Cadonilimab is currently in clinical research simultaneously in China and the U.S., among which 9 clinical trial programs are already at Phase II or later clinical stage. This drug has obtained fast track designation (FTD) and orphan drug designation from the Food and Drug Administration of the United States (FDA) for treating cervical cancer, it also obtained the “Breakthrough Therapy Designation” from the National Medical Products Administration (NMPA) of China. It is expected that the new drug application for Cadonilimab for treatment of cervical cancer will be submitted in 2021. Cadonilimab is expected to become the the first PD-1 based bispecific antibody drug worldwide, leading the immuno-oncology era 2.0.
AK112 (PD-1/VEGF bispecific antibody)
AK112 is a first-in-class and the first to enter clinical trial PD-1/VEGF bispecific antibody independently developed by Akesobio. AK112 blocks PD-1 binding to PD-L1 and PD-L2, and blocks VEGF binding to VEGF receptors. PD-1 antibody in combination with VEGF blocking agents have shown robust efficacy in various tumor types (including renal cell carcinoma, non-small cell lung cancer and hepatocellular carcinoma). In the view of the co-expression of VEGF and PD-1 in the tumor micro environment, AK112, as a single agent to block these two targets, may block these two pathways more effectively and enhance the anti-tumor activity, as compared to combination therapy.

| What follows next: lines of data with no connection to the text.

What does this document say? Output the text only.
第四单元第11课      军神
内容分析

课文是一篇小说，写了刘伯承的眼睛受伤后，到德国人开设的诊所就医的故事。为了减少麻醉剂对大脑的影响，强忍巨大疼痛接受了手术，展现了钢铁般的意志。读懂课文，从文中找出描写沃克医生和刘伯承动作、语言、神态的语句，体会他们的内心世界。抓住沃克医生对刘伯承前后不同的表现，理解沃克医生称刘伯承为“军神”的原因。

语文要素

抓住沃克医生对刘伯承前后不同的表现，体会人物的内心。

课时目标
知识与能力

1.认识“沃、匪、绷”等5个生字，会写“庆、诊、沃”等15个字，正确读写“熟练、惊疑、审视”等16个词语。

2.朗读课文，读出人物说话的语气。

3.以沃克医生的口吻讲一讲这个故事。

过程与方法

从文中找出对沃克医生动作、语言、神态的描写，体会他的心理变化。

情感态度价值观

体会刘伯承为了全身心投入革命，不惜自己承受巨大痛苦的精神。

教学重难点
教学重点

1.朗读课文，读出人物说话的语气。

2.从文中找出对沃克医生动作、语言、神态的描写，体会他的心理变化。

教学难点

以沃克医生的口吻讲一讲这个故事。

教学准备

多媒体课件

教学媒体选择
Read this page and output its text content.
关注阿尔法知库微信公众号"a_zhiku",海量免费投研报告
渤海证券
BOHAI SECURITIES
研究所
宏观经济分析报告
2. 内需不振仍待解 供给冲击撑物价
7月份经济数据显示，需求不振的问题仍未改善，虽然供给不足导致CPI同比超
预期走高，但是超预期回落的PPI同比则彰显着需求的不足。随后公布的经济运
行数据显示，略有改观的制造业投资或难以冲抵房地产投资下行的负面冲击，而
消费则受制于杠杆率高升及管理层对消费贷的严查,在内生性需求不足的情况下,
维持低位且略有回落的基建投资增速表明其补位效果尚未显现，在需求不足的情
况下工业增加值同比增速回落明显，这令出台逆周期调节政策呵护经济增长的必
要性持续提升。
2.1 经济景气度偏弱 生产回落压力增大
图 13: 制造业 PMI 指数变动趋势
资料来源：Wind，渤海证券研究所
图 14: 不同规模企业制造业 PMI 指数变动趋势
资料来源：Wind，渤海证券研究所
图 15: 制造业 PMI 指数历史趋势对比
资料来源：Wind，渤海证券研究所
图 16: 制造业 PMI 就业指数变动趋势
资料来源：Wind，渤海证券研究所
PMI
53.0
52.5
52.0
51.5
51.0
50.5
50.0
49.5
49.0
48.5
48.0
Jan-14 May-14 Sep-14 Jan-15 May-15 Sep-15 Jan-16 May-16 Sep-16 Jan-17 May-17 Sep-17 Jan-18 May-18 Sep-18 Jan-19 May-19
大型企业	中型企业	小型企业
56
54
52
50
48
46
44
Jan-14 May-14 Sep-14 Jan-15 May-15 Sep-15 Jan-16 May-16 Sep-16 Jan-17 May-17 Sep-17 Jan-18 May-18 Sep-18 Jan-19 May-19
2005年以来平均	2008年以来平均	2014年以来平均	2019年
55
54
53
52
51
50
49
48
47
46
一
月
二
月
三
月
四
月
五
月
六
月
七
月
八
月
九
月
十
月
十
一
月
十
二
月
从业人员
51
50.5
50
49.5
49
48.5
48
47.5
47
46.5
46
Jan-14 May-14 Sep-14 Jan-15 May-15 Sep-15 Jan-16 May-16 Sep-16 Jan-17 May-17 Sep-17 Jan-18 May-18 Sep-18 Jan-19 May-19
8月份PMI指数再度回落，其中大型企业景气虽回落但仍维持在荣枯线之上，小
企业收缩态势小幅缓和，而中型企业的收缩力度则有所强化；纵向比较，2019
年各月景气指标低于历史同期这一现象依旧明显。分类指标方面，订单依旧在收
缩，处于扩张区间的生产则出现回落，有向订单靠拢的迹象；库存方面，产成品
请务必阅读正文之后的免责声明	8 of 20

Currently 6 of AK112 clinical trials are at Phase Ib/II stage, for treatment of lung cancer, solid tumor, gynecological tumor, etc. in China and the U.S.
AK131 (PD-1/CD73 bispecific antibody)
Developed by Akesobio independently, AK131 is a bispecific antibody targeting human CD73 and PD-1. AK131 can inhibit the exonucleotidase activity of CD73 and reduce the accumulation of adenosine, thereby releasing the suppression of anti-tumor immune activity. At the same time, it can block the binding of PD-1 and its ligands PD-L1 and PD-L2 to relieve immunosuppression. In addition, the antibody can also promote the activation of B lymphocytes through a pathway independent of CD73 enzymatic activity and shows potent anti-tumor activity in preclinical in vivo studies. The bispecific antibody AK131, which targets human CD73 and PD-1, can simultaneously bind to human CD73 and PD-1, and relieve tumor immunosuppression through complementary and non-overlapping pathways. It is expected to become a new method for the treatment of tumors.
AK129 (PD-1/LAG3 bispecific antibody)
Independently developed by Akesobio, AK129 is a bispecific antibody targeting human PD-1 and LAG3. AK129 can simultaneously target two immunosuppressive receptors PD-1 and LAG3, block the binding of PD-1 to its ligands PD-L1 and PD-L2, and block the binding of LAG3 to its ligands like MHCII, to relieve the Immunosuppression in tumor microenvironment. LAG3 and PD-1 synergistically inhibit the anti-tumor immune response. AK129 can block LAG3 to increase the T cell immune response and block PD-1 to promote the synergistic enhancement of immune response, and further improve the activity of immune cells and enhance the anti-tumor immune response. AK129 is expected to show a better therapeutic effect.